61. La France a contesté que la saisie pénale immobilière porte atteinte à l’inviolabilité de l’immeuble. Selon elle, cette mesure n’a une incidence que sur le droit de propriété du bâtiment, dont elle n’enfreint donc pas l’inviolabilité.
62. La définition énoncée à l’alinéa i) de l’article premier indique clairement que la question de la propriété est dépourvue de pertinence aux fins de déterminer si l’immeuble et le terrain constituent les locaux de la mission. Cela ne signifie toutefois pas que la convention de Vienne autorise l’Etat accréditaire à agir en prenant des mesures de contrainte qui influent sur la propriété de l’immeuble de l’Etat accréditant. L’ordonnance de saisie du 19 juillet 2012 précise qu’elle a pour effet de rendre l’immeuble inaliénable9. Il est illogique de soutenir que la question de la propriété ne saurait avoir d’incidence sur l’inviolabilité des locaux prévue par l’article 22. La notion d’inviolabilité qui y est définie impose à l’Etat accréditaire le devoir de s’abstenir de tout acte qui pourrait entraver le fonctionnement des locaux en tant que mission diplomatique de l’Etat accréditant. Elle lui impose également le devoir de s’abstenir d’actes qui pourraient porter atteinte à la dignité de la mission dans l’exercice de ses fonctions souveraines. Le fonctionnement de la mission et la dignité de celle-ci sont des éléments relevant de l’inviolabilité. La saisie, qui a une incidence sur la propriété de l’immeuble, entraîne des conséquences financières et économiques susceptibles de nuire au fonctionnement et à la dignité de l’ambassade dans l’exercice de ses fonctions souveraines. A tout le moins, la mission doit être à même d’exercer ses fonctions, et l’incapacité de vendre l’immeuble, qui résulte de la saisie, peut entraver son fonctionnement ; il peut par exemple y avoir des circonstances dans lesquelles, pour continuer d’assurer l’exercice des fonctions d’une mission diplomatique, un Etat accréditant a besoin de vendre l’immeuble qui abrite cette dernière afin d’acquérir des locaux moins onéreux.

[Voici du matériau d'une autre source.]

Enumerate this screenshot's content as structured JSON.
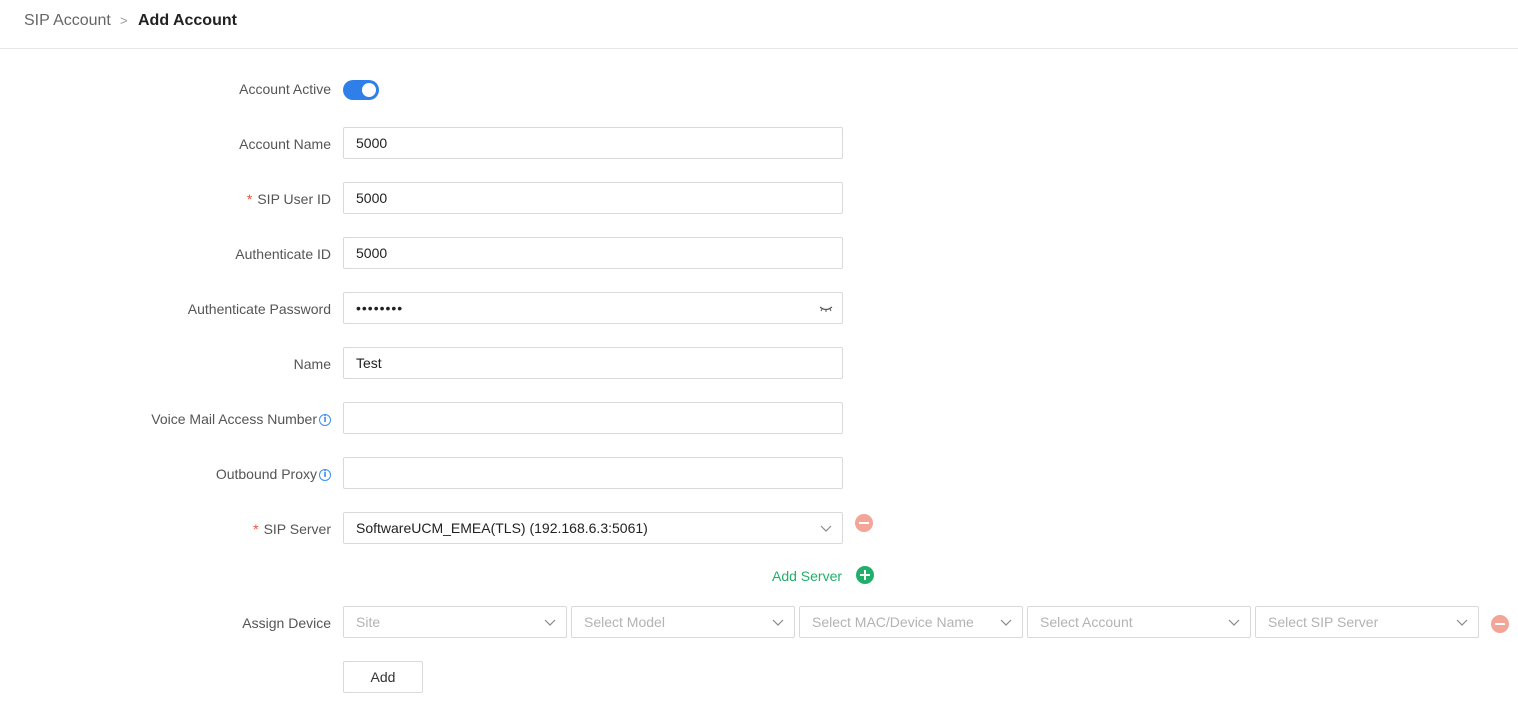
{
  "breadcrumb": {
    "parent": "SIP Account",
    "separator": ">",
    "current": "Add Account"
  },
  "colors": {
    "accent": "#2f7fe8",
    "required": "#e8533c",
    "success": "#20b06c",
    "danger_soft": "#f3a597"
  },
  "form": {
    "account_active": {
      "label": "Account Active",
      "on": true
    },
    "account_name": {
      "label": "Account Name",
      "value": "5000"
    },
    "sip_user_id": {
      "label": "SIP User ID",
      "required_mark": "*",
      "value": "5000"
    },
    "authenticate_id": {
      "label": "Authenticate ID",
      "value": "5000"
    },
    "authenticate_password": {
      "label": "Authenticate Password",
      "value": "••••••••",
      "icon": "eye-closed-icon"
    },
    "name": {
      "label": "Name",
      "value": "Test"
    },
    "voice_mail_access_number": {
      "label": "Voice Mail Access Number",
      "info": "i",
      "value": ""
    },
    "outbound_proxy": {
      "label": "Outbound Proxy",
      "info": "i",
      "value": ""
    },
    "sip_server": {
      "label": "SIP Server",
      "required_mark": "*",
      "value": "SoftwareUCM_EMEA(TLS) (192.168.6.3:5061)"
    },
    "add_server": {
      "label": "Add Server"
    },
    "assign_device": {
      "label": "Assign Device",
      "site_placeholder": "Site",
      "model_placeholder": "Select Model",
      "mac_placeholder": "Select MAC/Device Name",
      "account_placeholder": "Select Account",
      "sip_server_placeholder": "Select SIP Server"
    },
    "add_button": "Add"
  }
}
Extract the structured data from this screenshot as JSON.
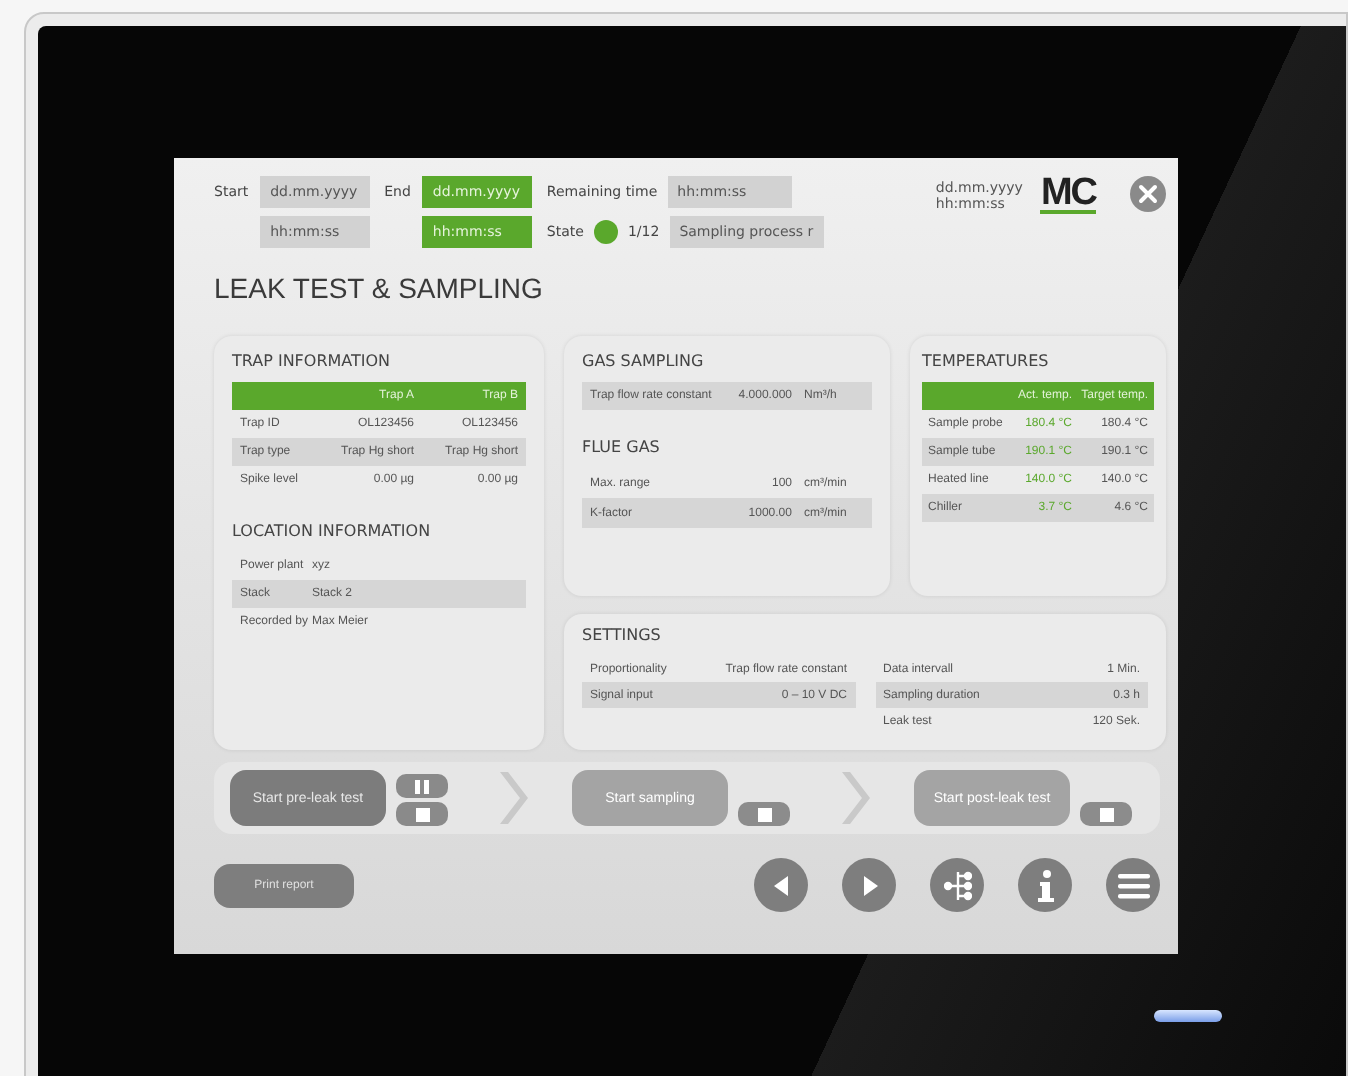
{
  "header": {
    "start": {
      "label": "Start",
      "date": "dd.mm.yyyy",
      "time": "hh:mm:ss",
      "highlighted": false
    },
    "end": {
      "label": "End",
      "date": "dd.mm.yyyy",
      "time": "hh:mm:ss",
      "highlighted": true
    },
    "remaining": {
      "label": "Remaining time",
      "value": "hh:mm:ss"
    },
    "state": {
      "label": "State",
      "color": "#5aa82c",
      "step": "1/12",
      "value": "Sampling process r"
    },
    "datetime": {
      "date": "dd.mm.yyyy",
      "time": "hh:mm:ss"
    },
    "logo": "MC"
  },
  "title": "LEAK TEST & SAMPLING",
  "trap_information": {
    "title": "TRAP INFORMATION",
    "columns": [
      "Trap A",
      "Trap B"
    ],
    "rows": [
      {
        "label": "Trap ID",
        "values": [
          "OL123456",
          "OL123456"
        ]
      },
      {
        "label": "Trap type",
        "values": [
          "Trap Hg short",
          "Trap Hg short"
        ]
      },
      {
        "label": "Spike level",
        "values": [
          "0.00 µg",
          "0.00 µg"
        ]
      }
    ]
  },
  "location_information": {
    "title": "LOCATION INFORMATION",
    "rows": [
      {
        "label": "Power plant",
        "value": "xyz"
      },
      {
        "label": "Stack",
        "value": "Stack 2"
      },
      {
        "label": "Recorded by",
        "value": "Max Meier"
      }
    ]
  },
  "gas_sampling": {
    "title": "GAS SAMPLING",
    "rows": [
      {
        "label": "Trap flow rate constant",
        "value": "4.000.000",
        "unit": "Nm³/h"
      }
    ]
  },
  "flue_gas": {
    "title": "FLUE GAS",
    "rows": [
      {
        "label": "Max. range",
        "value": "100",
        "unit": "cm³/min"
      },
      {
        "label": "K-factor",
        "value": "1000.00",
        "unit": "cm³/min"
      }
    ]
  },
  "temperatures": {
    "title": "TEMPERATURES",
    "columns": [
      "Act. temp.",
      "Target temp."
    ],
    "rows": [
      {
        "label": "Sample probe",
        "actual": "180.4 °C",
        "target": "180.4 °C"
      },
      {
        "label": "Sample tube",
        "actual": "190.1 °C",
        "target": "190.1 °C"
      },
      {
        "label": "Heated line",
        "actual": "140.0 °C",
        "target": "140.0 °C"
      },
      {
        "label": "Chiller",
        "actual": "3.7 °C",
        "target": "4.6 °C"
      }
    ]
  },
  "settings": {
    "title": "SETTINGS",
    "left": [
      {
        "label": "Proportionality",
        "value": "Trap flow rate constant"
      },
      {
        "label": "Signal input",
        "value": "0 – 10 V DC"
      }
    ],
    "right": [
      {
        "label": "Data intervall",
        "value": "1 Min."
      },
      {
        "label": "Sampling duration",
        "value": "0.3 h"
      },
      {
        "label": "Leak test",
        "value": "120 Sek."
      }
    ]
  },
  "process": [
    {
      "label": "Start pre-leak test",
      "disabled": false,
      "controls": [
        {
          "kind": "pause"
        },
        {
          "kind": "stop"
        }
      ]
    },
    {
      "label": "Start sampling",
      "disabled": true,
      "controls": [
        {
          "kind": "stop"
        }
      ]
    },
    {
      "label": "Start post-leak test",
      "disabled": true,
      "controls": [
        {
          "kind": "stop"
        }
      ]
    }
  ],
  "print_button": "Print report",
  "nav_buttons": [
    {
      "kind": "back"
    },
    {
      "kind": "forward"
    },
    {
      "kind": "tree"
    },
    {
      "kind": "info"
    },
    {
      "kind": "menu"
    }
  ]
}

63. En résumé, la saisie emporte violation du paragraphe 3 de l’article 22 de la convention de Vienne. Elle porte également atteinte à la dignité de la mission, au sens du paragraphe 2 dudit article.
c) La confiscation de l’immeuble ordonnée par le tribunal correctionnel de Paris le 27 octobre 2017 et confirmée par la Cour d’appel de Paris le 10 février 2020
64. L’immeuble sis au 42 avenue Foch ayant acquis le statut de locaux de la mission le 4 octobre 2011, l’ordonnance rendue par le tribunal français le 27 octobre 2017 aux fins de sa confiscation enfreint l’article 22 de la convention de Vienne.
9 Contre-mémoire de la France, p. 19-20, par. 1.38-1.39.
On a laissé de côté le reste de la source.